I’m a “music mom.”
By my count, over the years I have watched my children perform in more than 14 school musicals, 52 school concerts, and four years worth of band cavalcades and marching band half-time shows. Add to that years of semi-annual voice, piano, and cello recitals and you’ll understand why I say I feel as if I’ve spent a quarter of my life sitting on unforgiving auditorium seats.
All of this is ending. My son, my youngest child, is graduating from high school. Now I’m in the season of “lasts” — last school concert, last marching band performance, last high school musical.
I was reminded of this two nights ago when I was at the high school for a music parents’ meeting. Arriving early, I passed the auditorium where a dress rehearsal for this year’s musical, Les Miserables, was in full swing. I stopped in the hallway and listened to the cast members singing and the pit musicians playing, the music escaping from beneath the closed doors. It was beautiful.
When my son applied to college this past fall, he wrote in an essay that, up to this point in his life, music has defined him. And it has – his musical activities have not only shaped him into the young man he’s become, but they have been one of the ways in which he has become part of our community.
I didn’t realize until I started writing this post how much music has shaped me, too. Not because I play an instrument or sing, but because it, too, has helped me to become part of this community.
A few years ago, one of my husband’s clients, a woman who lives and works in the city, visited our suburban home to deliver some documents. She looked around our yard and said, “It’s beautiful here. But I could never live in a place that didn’t have a sense of community.”
I thought of some not-very-nice things to say, but bit my tongue.
As a music mom, I know that all it takes to find a sense of community is to get involved. So, for the six years that my daughter sang in school musicals, I sewed buttons and basted hems on cast costumes. And for the past four years, almost every Friday in the fall you would’ve found me at one of my favorite places: the Dog Shack at the high school stadium. That’s the concession stand where music parents sell hot dogs, hamburgers, and the world’s best fries to fans who come out to watch the football game and marching band show. Those people in the Shack are part of my community, and now that my son is graduating, I’m sad to leave them behind.

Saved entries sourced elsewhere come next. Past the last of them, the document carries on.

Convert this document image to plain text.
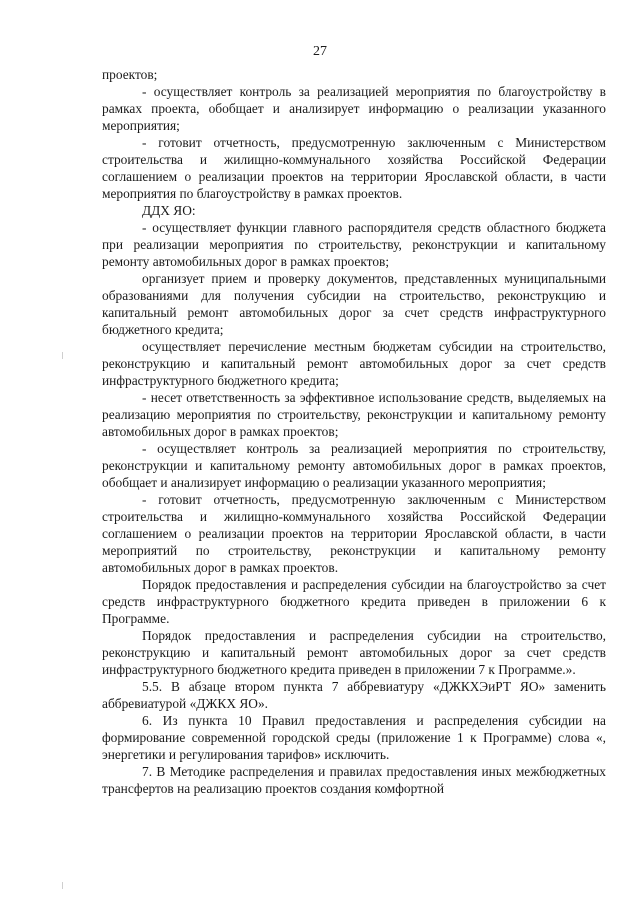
27

проектов;

- осуществляет контроль за реализацией мероприятия по благоустройству в рамках проекта, обобщает и анализирует информацию о реализации указанного мероприятия;

- готовит отчетность, предусмотренную заключенным с Министерством строительства и жилищно-коммунального хозяйства Российской Федерации соглашением о реализации проектов на территории Ярославской области, в части мероприятия по благоустройству в рамках проектов.

ДДХ ЯО:

- осуществляет функции главного распорядителя средств областного бюджета при реализации мероприятия по строительству, реконструкции и капитальному ремонту автомобильных дорог в рамках проектов;

организует прием и проверку документов, представленных муниципальными образованиями для получения субсидии на строительство, реконструкцию и капитальный ремонт автомобильных дорог за счет средств инфраструктурного бюджетного кредита;

осуществляет перечисление местным бюджетам субсидии на строительство, реконструкцию и капитальный ремонт автомобильных дорог за счет средств инфраструктурного бюджетного кредита;

- несет ответственность за эффективное использование средств, выделяемых на реализацию мероприятия по строительству, реконструкции и капитальному ремонту автомобильных дорог в рамках проектов;

- осуществляет контроль за реализацией мероприятия по строительству, реконструкции и капитальному ремонту автомобильных дорог в рамках проектов, обобщает и анализирует информацию о реализации указанного мероприятия;

- готовит отчетность, предусмотренную заключенным с Министерством строительства и жилищно-коммунального хозяйства Российской Федерации соглашением о реализации проектов на территории Ярославской области, в части мероприятий по строительству, реконструкции и капитальному ремонту автомобильных дорог в рамках проектов.

Порядок предоставления и распределения субсидии на благоустройство за счет средств инфраструктурного бюджетного кредита приведен в приложении 6 к Программе.

Порядок предоставления и распределения субсидии на строительство, реконструкцию и капитальный ремонт автомобильных дорог за счет средств инфраструктурного бюджетного кредита приведен в приложении 7 к Программе.».

5.5. В абзаце втором пункта 7 аббревиатуру «ДЖКХЭиРТ ЯО» заменить аббревиатурой «ДЖКХ ЯО».

6. Из пункта 10 Правил предоставления и распределения субсидии на формирование современной городской среды (приложение 1 к Программе) слова «, энергетики и регулирования тарифов» исключить.

7. В Методике распределения и правилах предоставления иных межбюджетных трансфертов на реализацию проектов создания комфортной
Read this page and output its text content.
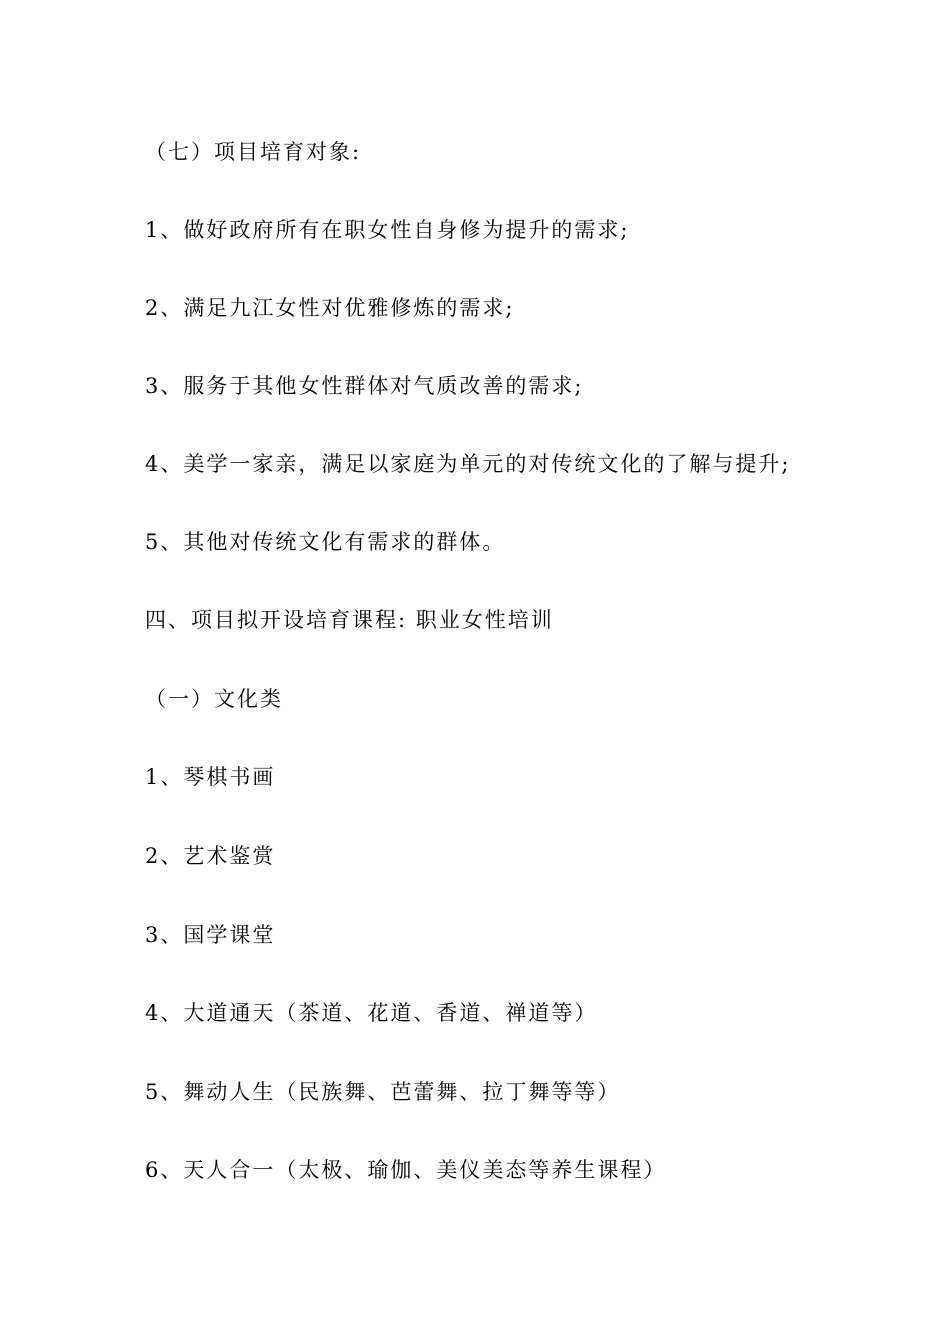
（七）项目培育对象:
1、做好政府所有在职女性自身修为提升的需求;
2、满足九江女性对优雅修炼的需求;
3、服务于其他女性群体对气质改善的需求;
4、美学一家亲，满足以家庭为单元的对传统文化的了解与提升;
5、其他对传统文化有需求的群体。
四、项目拟开设培育课程: 职业女性培训
（一）文化类
1、琴棋书画
2、艺术鉴赏
3、国学课堂
4、大道通天（茶道、花道、香道、禅道等）
5、舞动人生（民族舞、芭蕾舞、拉丁舞等等）
6、天人合一（太极、瑜伽、美仪美态等养生课程）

When I was at the high school the other night, I saw parents helping with the musical: moving props, adding last-minute paint to the set, adjusting costumes. Here’s the thing: three of the parents I saw no longer have children at the high school — their kids have graduated, but the parents come back to help because this is one of the places where they feel a sense of community. They’re helping the students and spending time with old friends.
It’s that way in the Dog Shack, too. People return year-after-year because they want to help, and they feel welcome. So maybe next fall you’ll see me at the concession stand laughing with a friend and stirring a crock-pot full of meatballs.
This weekend, you’ll find me in the high school auditorium, waiting for Les Mis to begin, praying that a woman with very big hair does not plop down in the seat in front of me. At the end, when the performers come out for their final bow, I’ll applaud for everyone: for the marvelous actors who brought the show to life, and the stage crew who made those set changes happen, and the lighting and sound crew who made sure the spotlight was in the right place at the right time and that the microphones worked. I’ll be applauding the director and the teachers and parents who helped. But most of all, I’ll be applauding the musicians because I’m a music mom and without their amazing playing the musical would not have been a musical.